Ed: It would appear that the MDC has not learnt any lesson. Even today the MDC, though now part of the government, is always on the defensive, spending more time in the courts or lobbying regional leaders, instead of proving that it can govern better than ZANU-PF.
Viewing cable 03HARARE1805, Tsvangirai Treason Trial Postponed Until
This record is a partial extract of the original cable. The full text of the original cable is not available.
UNCLAS HARARE 001805
NSC FOR SENIOR AFRICA DIRECTOR J. FRAZER
LONDON FOR C. GURNEY
PARIS FOR C. NEARY
NAIROBI FOR T. PFLAUMER
¶E. O. 12958: N/A
SUBJECT: Tsvangirai Treason Trial Postponed Until
REF: HARARE 1598
Sensitive but unclassified. Not for internet posting.
¶1. (SBU) Lawyers for Morgan Tsvangirai advised the
Embassy on September 12 that by mutual agreement of the
parties, resumption of Tsvangirai’s treason trial was
postponed from September 15 to September 22. Presiding
Justice Garwe approached the parties on September 11,
noting that he had scheduling conflicts the following
week and giving the parties the option of postponing,
which the parties took.
¶2. (SBU) When the trial recommences, the first order of
business will be a hearing on the prosecution’s
application seeking amendment of its indictment before
Tsvangirai presents his case. In its application, the
state admitted that the evidence that it had offered thus
far differed from the particulars in the indictment. The
state is seeking to invoke a section of the Criminal
Procedure and Evidence Act that allows a party to amend
an indictment in order to correct discrepancies between
the indictment and the evidence introduced at trial.

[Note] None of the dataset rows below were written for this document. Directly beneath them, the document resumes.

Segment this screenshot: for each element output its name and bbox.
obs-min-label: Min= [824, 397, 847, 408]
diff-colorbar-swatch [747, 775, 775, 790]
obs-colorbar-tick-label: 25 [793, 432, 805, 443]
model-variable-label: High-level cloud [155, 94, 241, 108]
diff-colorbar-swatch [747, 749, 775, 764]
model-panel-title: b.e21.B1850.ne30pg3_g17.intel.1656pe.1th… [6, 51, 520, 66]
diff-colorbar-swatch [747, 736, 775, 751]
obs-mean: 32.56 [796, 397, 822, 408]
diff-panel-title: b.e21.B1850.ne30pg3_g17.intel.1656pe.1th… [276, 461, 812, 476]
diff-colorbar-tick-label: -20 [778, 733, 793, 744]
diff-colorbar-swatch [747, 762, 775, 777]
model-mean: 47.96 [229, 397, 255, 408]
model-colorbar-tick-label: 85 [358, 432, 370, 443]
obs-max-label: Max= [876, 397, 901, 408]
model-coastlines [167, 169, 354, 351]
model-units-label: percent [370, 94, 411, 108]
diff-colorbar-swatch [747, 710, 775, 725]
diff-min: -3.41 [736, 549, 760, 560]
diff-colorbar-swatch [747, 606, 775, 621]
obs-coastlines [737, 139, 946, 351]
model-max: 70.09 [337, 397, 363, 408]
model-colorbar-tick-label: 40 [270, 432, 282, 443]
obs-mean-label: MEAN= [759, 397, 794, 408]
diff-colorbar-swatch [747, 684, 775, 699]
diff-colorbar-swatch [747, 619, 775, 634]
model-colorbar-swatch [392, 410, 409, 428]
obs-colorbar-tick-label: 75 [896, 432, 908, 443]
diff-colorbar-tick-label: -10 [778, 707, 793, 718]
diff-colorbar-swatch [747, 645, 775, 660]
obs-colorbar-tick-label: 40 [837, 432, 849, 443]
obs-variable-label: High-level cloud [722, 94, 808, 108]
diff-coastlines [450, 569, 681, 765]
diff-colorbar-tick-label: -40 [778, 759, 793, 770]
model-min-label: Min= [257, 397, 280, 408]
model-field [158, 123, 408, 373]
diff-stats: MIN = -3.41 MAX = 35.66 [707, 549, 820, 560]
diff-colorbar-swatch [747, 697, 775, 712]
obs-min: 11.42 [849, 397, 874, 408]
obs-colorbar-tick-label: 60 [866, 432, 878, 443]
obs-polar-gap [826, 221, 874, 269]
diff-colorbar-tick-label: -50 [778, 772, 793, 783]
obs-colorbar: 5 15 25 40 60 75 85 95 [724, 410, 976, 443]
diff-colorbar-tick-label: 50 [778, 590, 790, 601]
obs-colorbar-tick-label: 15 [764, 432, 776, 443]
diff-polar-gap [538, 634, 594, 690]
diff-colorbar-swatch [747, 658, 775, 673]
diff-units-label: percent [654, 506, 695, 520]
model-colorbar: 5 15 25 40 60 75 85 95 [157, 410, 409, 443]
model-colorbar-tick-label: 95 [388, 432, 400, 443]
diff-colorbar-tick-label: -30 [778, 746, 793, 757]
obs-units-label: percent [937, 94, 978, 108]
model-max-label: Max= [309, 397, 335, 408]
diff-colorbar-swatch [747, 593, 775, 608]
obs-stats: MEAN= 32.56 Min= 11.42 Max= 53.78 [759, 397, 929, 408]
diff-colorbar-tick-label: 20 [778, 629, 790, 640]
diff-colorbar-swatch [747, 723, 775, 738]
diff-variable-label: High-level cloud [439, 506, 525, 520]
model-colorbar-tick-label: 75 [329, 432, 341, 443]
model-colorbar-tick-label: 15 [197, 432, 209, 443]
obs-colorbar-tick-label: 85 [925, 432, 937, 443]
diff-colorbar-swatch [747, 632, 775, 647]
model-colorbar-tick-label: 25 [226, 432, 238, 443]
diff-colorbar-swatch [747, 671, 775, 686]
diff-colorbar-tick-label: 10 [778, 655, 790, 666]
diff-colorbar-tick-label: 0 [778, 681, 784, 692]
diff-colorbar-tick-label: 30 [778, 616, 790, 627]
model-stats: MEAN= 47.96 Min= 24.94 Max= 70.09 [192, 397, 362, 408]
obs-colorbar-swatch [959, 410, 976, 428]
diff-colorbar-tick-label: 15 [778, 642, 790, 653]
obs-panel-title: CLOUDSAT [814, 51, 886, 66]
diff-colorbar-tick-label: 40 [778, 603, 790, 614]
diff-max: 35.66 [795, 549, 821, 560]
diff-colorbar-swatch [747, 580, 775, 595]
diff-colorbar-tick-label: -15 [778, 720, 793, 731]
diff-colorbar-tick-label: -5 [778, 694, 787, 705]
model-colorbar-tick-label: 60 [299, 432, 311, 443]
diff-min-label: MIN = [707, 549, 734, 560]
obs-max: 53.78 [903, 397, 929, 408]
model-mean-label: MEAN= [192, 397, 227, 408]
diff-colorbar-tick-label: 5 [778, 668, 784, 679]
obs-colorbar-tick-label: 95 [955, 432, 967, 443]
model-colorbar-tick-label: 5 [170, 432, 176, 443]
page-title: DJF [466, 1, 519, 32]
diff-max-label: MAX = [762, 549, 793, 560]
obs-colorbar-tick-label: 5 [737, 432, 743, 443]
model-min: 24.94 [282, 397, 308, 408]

During the trial, the prosecution introduced no evidence
to prove that Tsvangirai specifically requested
representatives of Dickens and Madson to arrange for the
assassination of Robert Mugabe at a third meeting. The
state wishes to alter the indictment to show that no
request was made at a third meeting.
¶3. (SBU) Defense attorneys will oppose the application
but have yet to file a response. Garwe is expected to
hear the state’s application on September 22, and will
have the option of reserving judgment while the defense
proceeds, or suspending the trial pending judgment. In
the latter case, a decision would likely be rendered and
the trial resumed within a week, according to defense
¶4. (SBU) COMMENT: The state’s application to amend the
indictment suggests the prosecution’s doubts about the
evidence’s sufficiency to support a conviction. In any
event, the trial’s broader political context suggests it
likely will stretch out until at least the end of the
year, as Tsvangirai suggested to us recently. A
conviction before December’s Commonwealth Heads of
Government Meeting (CHOGM) in Abuja would upset
Zimbabwe’s prospects for having its Commonwealth
suspension lifted and seems unlikely. While an acquittal
before that might be seen to enhance Zimbabwe’s
international image, the government may choose to string
the case out as long as possible. A lengthy trial would
absorb Tsvangirai’s attention, potentially leaving
substantive party leadership and involvement in possible
inter-party talks increasingly to other MDC principals
(e.g., MDC Secretary General Welshman Ncube) with whom
the ruling party feels more comfortable. It would
further fit in with ZANU-PF’s long-standing strategy of
keeping the MDC on the defensive, requiring the
opposition’s time and resources to be devoted to
harassing litigation instead of a more proactive agenda.